A la Une

Quelle bonne idée !

L’idée de trans­for­mer en bande des­si­née une série dapho­rismes de Cio­ran est si bonne – et si bien réa­li­sée dans ce livre – qu’on aime­rait voir paraître une kyrielle d’ouvrages qui for­me­rait la suite de ce déli­cieux On ne peut vivre qu’à Paris.
Patrice Rey­tier met en scène le pen­seur dans les lieux de ses pro­me­nades (le plus sou­vent), géné­ra­le­ment seul ou assez éloi­gné des rares pas­sants, ce qui tombe sous le sens pour l’auteur de la phrase “Dans la pré­his­toire, on redou­tait les bêtes ; dans l’histoire, nous redou­tons nos sem­blables“ (p. 48). Cio­ran est por­trai­turé d’une manière qui le rend à la fois facile à recon­naître et plus beau que sur ses pho­tos, au point qu’on le croi­rait né pour se muer en héros de BD.

En outre, comme le des­si­na­teur l’observe per­ti­nem­ment dans sa brève intro­duc­tion, il mérite “avec son décou­page natu­rel et ses fins qui sont autant de cou­pe­rets, d’être consi­déré sans conteste comme un par­fait scé­na­riste de comic strips !“ (p. 12). De fait, pas­sant d’une vignette à l’autre, cer­taines de ses sen­tences sus­citent le rire encore plus effi­ca­ce­ment que si elles étaient lues d’une traite, par exemple : “La mort est la seule réussite…“/ “à la por­tée de tout un cha­cun“ (p. 17), réflexion illus­trée par des images du mur d’enceinte et des portes du Père-Lachaise.
Dans d’autres cas, le décou­page en trois fait prendre aux phrases rehaus­sées par des des­sins un aspect de poèmes : “Quels tourments…“/ “jour après jour pour être…“ /“un peu plus que rien.“ ou “Impos­sible de savoir…“/ “si le visage d’un mort exprime…“/ “une vic­toire ou une défaite.“ (pp. 32 et 35).

A chaque page, on constate que le des­si­na­teur a trouvé des idées ingé­nieuses autant qu’appropriées à l’esprit de Cio­ran, dont la plus éton­nante à mon sens consiste à le faire “par­ler“ en le gar­dant invi­sible à l’intérieur d’un bus où il se dit ceci : “Pros­tré entre des gémissements…“/ “et des syl­lo­gismes“ (p. 57).
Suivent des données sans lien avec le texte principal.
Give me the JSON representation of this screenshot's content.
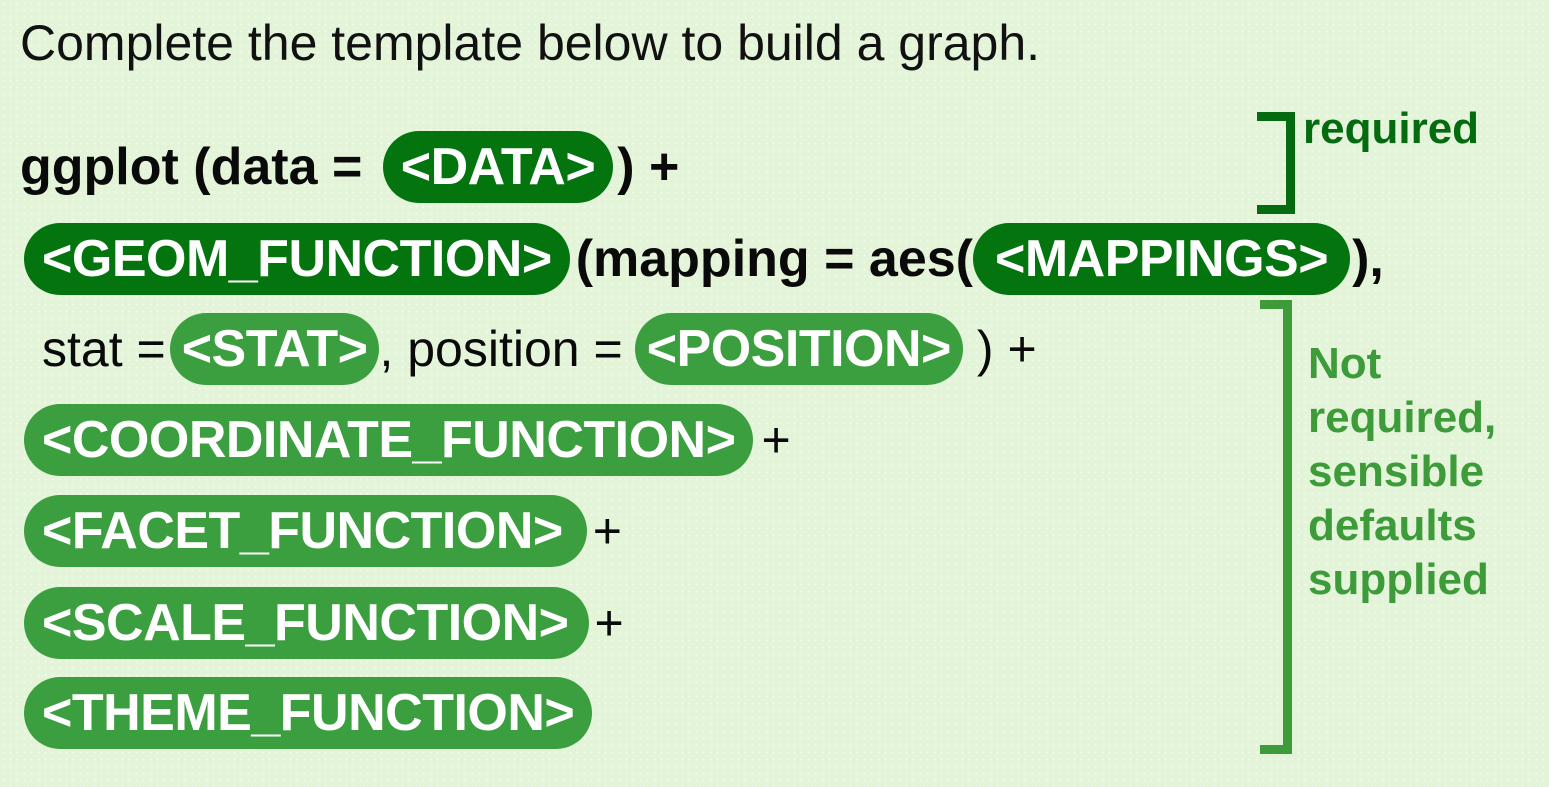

Le lec­teur a l’impression qu’en l’occurrence, les “gémis­se­ments“ ren­voient aux bruits de la cir­cu­la­tion, et que ce sont ces der­niers qui ont ins­piré des “syl­lo­gismes“ au phi­lo­sophe.
Le seul défaut qu’on puisse trou­ver à ce livre, c’est d’être trop mince. On aime­rait que Patrice Rey­tier entre­prenne tout de suite de muer en col­lec­tion de BD les Cahiers de Cio­ran (éd. Gal­li­mard), qui offrent le double avan­tage de conte­nir beau­coup de pas­sages lapi­daires, et de comp­ter des cen­taines de pages.

agathe de lastyns

Cio­ran, On ne peut vivre qu’à Paris, des­sins de Patrice Rey­tier, Rivages, mars 2021, 96 p. – 13,90 €.